1

This is a very basic question (I am a novice...). I am trying to test out a simple predict using a linear model but I don't seem to be correctly specifying the dataframe of inputs.

In the call to predict, I keep getting a message that newdata has 12 rows but the variables have 21 rows - I think that is because the inputs variables are not being found. I saw a solution posted earlier for a single input (that suggested to use a vector instead of a data frame) but that does not seem to fix my issue. Any help is greatly appreciated.

################Code is below ######################

# Reading in a csv Text File. Has Headers Quantity, Income, Price and 21 rows of values
CSVData <- read.table("C:/Users/.../CSVInput.txt",header=T,sep=",")

Model=lm(CSVData$Quantity~CSVData$Income+CSVData$Price)

###Creating a new test data set for prediction##################
BindCols1=seq(5,16,by=1)
BindCols2=seq(20,75,by=5)
PredFrame=data.frame(cbind(BindCols1,BindCols2))
colnames(PredFrame) <- c('Income','Price')
colnames(PredFrame)

coef(Model)
pc=predict(Model,PredFrame)

When I run the code, I get a

"Warning message: 'newdata' had 12 rows but variables found have 21 rows"

. Also, it does not use the new inputs (from PredFrame) for the prediction but instead uses the data that was used to fit the model.

Thanks in advance for your suggestions!!!

1 Answers1

3

Use:

Model <- lm(Quantity ~ Income + Price,data=CSVData)

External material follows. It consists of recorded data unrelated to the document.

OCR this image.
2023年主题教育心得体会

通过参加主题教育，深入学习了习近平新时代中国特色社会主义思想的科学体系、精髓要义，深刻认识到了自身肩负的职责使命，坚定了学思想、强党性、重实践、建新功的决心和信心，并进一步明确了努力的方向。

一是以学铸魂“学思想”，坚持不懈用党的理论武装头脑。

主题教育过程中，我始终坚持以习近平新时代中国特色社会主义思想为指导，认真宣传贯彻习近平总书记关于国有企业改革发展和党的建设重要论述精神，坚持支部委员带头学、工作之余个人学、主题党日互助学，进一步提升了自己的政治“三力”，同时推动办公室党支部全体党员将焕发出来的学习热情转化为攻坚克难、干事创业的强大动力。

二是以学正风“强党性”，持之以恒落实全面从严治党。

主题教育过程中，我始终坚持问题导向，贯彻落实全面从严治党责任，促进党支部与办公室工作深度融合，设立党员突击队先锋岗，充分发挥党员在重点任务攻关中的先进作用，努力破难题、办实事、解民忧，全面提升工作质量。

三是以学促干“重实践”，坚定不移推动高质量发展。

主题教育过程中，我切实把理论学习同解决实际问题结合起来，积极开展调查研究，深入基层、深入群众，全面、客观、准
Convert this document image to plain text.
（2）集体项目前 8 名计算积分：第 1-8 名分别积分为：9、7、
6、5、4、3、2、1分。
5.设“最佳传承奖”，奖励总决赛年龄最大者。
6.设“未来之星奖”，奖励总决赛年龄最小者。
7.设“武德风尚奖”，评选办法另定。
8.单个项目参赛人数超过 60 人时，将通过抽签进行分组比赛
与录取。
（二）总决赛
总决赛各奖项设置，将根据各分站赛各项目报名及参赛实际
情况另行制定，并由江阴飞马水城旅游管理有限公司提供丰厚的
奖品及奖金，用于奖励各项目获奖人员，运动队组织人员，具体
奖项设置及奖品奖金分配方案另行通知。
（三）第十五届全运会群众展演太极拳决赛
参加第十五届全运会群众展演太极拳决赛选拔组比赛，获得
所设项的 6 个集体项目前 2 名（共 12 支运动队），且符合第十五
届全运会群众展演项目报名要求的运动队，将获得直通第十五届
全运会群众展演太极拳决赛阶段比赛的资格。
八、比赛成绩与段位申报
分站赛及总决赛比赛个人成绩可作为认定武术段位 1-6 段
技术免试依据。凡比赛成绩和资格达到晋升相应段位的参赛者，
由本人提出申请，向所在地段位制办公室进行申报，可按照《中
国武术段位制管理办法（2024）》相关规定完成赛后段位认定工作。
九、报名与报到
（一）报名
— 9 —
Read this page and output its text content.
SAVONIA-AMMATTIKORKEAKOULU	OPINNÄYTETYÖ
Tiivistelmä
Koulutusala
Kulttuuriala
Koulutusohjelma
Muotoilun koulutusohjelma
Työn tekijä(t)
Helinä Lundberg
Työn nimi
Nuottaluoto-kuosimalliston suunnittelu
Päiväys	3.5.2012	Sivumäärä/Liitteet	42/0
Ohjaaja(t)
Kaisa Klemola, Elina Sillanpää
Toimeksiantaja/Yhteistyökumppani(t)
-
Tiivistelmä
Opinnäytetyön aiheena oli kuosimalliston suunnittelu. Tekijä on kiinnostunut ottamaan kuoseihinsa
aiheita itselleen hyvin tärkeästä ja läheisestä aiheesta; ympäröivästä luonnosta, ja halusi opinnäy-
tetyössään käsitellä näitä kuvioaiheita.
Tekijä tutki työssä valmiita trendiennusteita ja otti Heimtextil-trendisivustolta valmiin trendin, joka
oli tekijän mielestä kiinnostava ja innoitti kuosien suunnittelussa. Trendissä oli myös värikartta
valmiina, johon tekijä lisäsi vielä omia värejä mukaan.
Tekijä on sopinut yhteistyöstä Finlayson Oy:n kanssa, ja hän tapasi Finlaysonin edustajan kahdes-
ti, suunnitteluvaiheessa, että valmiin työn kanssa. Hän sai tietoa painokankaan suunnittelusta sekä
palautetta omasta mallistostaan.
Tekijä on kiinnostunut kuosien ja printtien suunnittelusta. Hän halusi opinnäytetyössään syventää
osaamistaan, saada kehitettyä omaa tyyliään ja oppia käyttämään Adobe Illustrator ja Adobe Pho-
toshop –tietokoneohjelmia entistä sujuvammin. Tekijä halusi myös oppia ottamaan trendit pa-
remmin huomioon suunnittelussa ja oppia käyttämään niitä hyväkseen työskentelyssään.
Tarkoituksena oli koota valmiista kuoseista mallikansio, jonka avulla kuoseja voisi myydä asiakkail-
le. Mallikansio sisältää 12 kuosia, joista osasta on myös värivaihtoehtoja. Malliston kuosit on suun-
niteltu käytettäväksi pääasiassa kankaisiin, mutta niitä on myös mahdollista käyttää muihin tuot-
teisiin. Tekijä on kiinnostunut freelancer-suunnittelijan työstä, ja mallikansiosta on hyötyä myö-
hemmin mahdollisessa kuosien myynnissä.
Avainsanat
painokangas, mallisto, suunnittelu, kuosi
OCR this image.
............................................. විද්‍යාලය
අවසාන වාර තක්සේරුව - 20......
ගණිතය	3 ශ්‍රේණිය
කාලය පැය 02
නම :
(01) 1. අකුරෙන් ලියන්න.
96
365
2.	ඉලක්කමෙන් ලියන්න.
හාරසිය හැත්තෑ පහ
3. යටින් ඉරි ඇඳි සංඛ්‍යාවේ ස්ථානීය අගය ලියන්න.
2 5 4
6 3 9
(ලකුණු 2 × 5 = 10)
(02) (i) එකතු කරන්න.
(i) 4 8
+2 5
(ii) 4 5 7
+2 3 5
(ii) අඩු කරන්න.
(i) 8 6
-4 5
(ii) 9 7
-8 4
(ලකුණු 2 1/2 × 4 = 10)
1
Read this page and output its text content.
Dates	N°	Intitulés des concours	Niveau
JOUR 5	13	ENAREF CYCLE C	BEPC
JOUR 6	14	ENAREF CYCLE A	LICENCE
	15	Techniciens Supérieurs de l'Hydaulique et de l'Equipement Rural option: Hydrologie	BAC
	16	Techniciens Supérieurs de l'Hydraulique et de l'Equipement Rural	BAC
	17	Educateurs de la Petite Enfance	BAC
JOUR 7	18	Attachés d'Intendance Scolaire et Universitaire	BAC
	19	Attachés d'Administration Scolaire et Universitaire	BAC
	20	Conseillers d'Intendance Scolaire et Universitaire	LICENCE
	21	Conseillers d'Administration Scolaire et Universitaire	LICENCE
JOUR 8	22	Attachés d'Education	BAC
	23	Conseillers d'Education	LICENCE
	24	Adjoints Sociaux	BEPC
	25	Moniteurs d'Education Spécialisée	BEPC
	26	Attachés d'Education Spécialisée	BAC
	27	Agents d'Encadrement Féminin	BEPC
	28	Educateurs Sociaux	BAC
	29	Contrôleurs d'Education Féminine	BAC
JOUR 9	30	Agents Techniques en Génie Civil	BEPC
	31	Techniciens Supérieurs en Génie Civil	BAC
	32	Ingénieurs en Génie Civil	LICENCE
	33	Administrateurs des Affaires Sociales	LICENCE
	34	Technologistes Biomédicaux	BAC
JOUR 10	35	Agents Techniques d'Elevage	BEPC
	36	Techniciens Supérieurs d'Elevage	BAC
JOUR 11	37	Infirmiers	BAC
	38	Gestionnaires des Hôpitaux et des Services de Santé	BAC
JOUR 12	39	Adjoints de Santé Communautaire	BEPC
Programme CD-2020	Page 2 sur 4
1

The formula=... argument to lm(...) references column names in the data frame specified in the data=... argument. Once you've done the fit, that information is stored, so you can use predict(Model,newdata=...) and as long as newdata has the same columns as those on the RHS of formula, it will work.

jlhoward
  • 58,004
  • 7
  • 97
  • 140